In females, depression defined with medication use was associated with higher odds of NAFLD. According to Elwing et al., those who had nonalcoholic steatohepatitis had considerably higher PHQ-9 scores [38]. In contrast, a case-control study by Blaga et al. found no connection between depression and NAFLD [39]. These contradictory findings suggested that an unknown independent component may cause depression in NFLD patients. Reactive oxygen and nitrogen species, which cause increased oxidative stress on the antioxidant defense system, are linked to the genesis of depression [40]. The failure of the protective antioxidant system, which may result in NAFLD, may be caused by an imbalance between decreasing antioxidant levels and higher oxidative stress. Also, a point seen in Table 2, is the higher consumption of omega-3 in the group with a high fatty liver index. According to previous studies [41], the consumption of omega-3 is effective in improving the fatty liver, still in the case of the present study, it can be seen that in both groups, the amount of intake is lower than the therapeutic dose.

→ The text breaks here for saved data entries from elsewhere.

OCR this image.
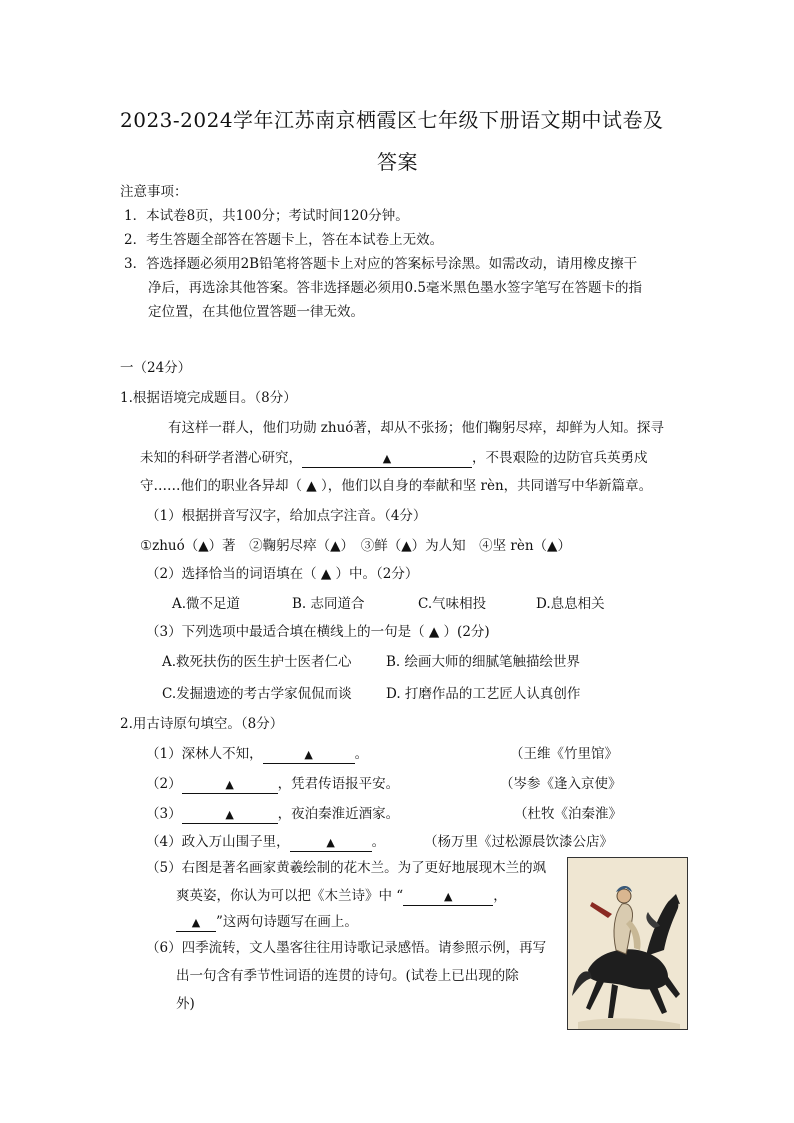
2023-2024学年江苏南京栖霞区七年级下册语文期中试卷及
答案
注意事项：
1．本试卷8页，共100分；考试时间120分钟。
2．考生答题全部答在答题卡上，答在本试卷上无效。
3．答选择题必须用2B铅笔将答题卡上对应的答案标号涂黑。如需改动，请用橡皮擦干
净后，再选涂其他答案。答非选择题必须用0.5毫米黑色墨水签字笔写在答题卡的指
定位置，在其他位置答题一律无效。
一（24分）
1.根据语境完成题目。（8分）
有这样一群人，他们功勋 zhuó著，却从不张扬；他们鞠躬尽瘁，却鲜为人知。探寻
未知的科研学者潜心研究，	▲	，不畏艰险的边防官兵英勇戍
守……他们的职业各异却（ ▲ ），他们以自身的奉献和坚 rèn，共同谱写中华新篇章。
（1）根据拼音写汉字，给加点字注音。（4分）
①zhuó（▲）著　②鞠躬尽瘁（▲）　③鲜（▲）为人知　④坚 rèn（▲）
（2）选择恰当的词语填在（ ▲ ）中。（2分）
A.微不足道	B. 志同道合	C.气味相投	D.息息相关
（3）下列选项中最适合填在横线上的一句是（ ▲ ）(2分)
A.救死扶伤的医生护士医者仁心	B. 绘画大师的细腻笔触描绘世界
C.发掘遗迹的考古学家侃侃而谈	D. 打磨作品的工艺匠人认真创作
2.用古诗原句填空。（8分）
（1）深林人不知，	▲	。	（王维《竹里馆》
（2）	▲	，凭君传语报平安。	（岑参《逢入京使》
（3）	▲	，夜泊秦淮近酒家。	（杜牧《泊秦淮》
（4）政入万山围子里，	▲	。	（杨万里《过松源晨饮漆公店》
（5）右图是著名画家黄羲绘制的花木兰。为了更好地展现木兰的飒
爽英姿，你认为可以把《木兰诗》中 “	▲	，
▲ ”这两句诗题写在画上。
（6）四季流转，文人墨客往往用诗歌记录感悟。请参照示例，再写
出一句含有季节性词语的连贯的诗句。(试卷上已出现的除
外)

Our study’s high sample size is its key strength. This study had several drawbacks, including the fact that it was cross-sectional, which prevented it from concluding causation. Additional research is required. Second, there is some recall bias present in FFQ. However, we employed the validated dietary questionnaire to calculate the HEI; as a result, face-to-face interviews were used to evaluate diet, potentially reducing measurement error. Although we are unable to evaluate changes in the diet over time, longitudinal studies analyzing these correlations are required to establish causation. Finally, the lack of data related to MRI, a significant limitation is the lack of liver biopsy data, which is the gold standard for NAFLD diagnosis.

Conclusion

In our study, we found that good SES, high VFA, and dyslipidemia were associated with an increased risk of NAFLD. Conversely, high physical activity reduces the risk of NAFLD. Therefore, lifestyle modification may help to improve liver function.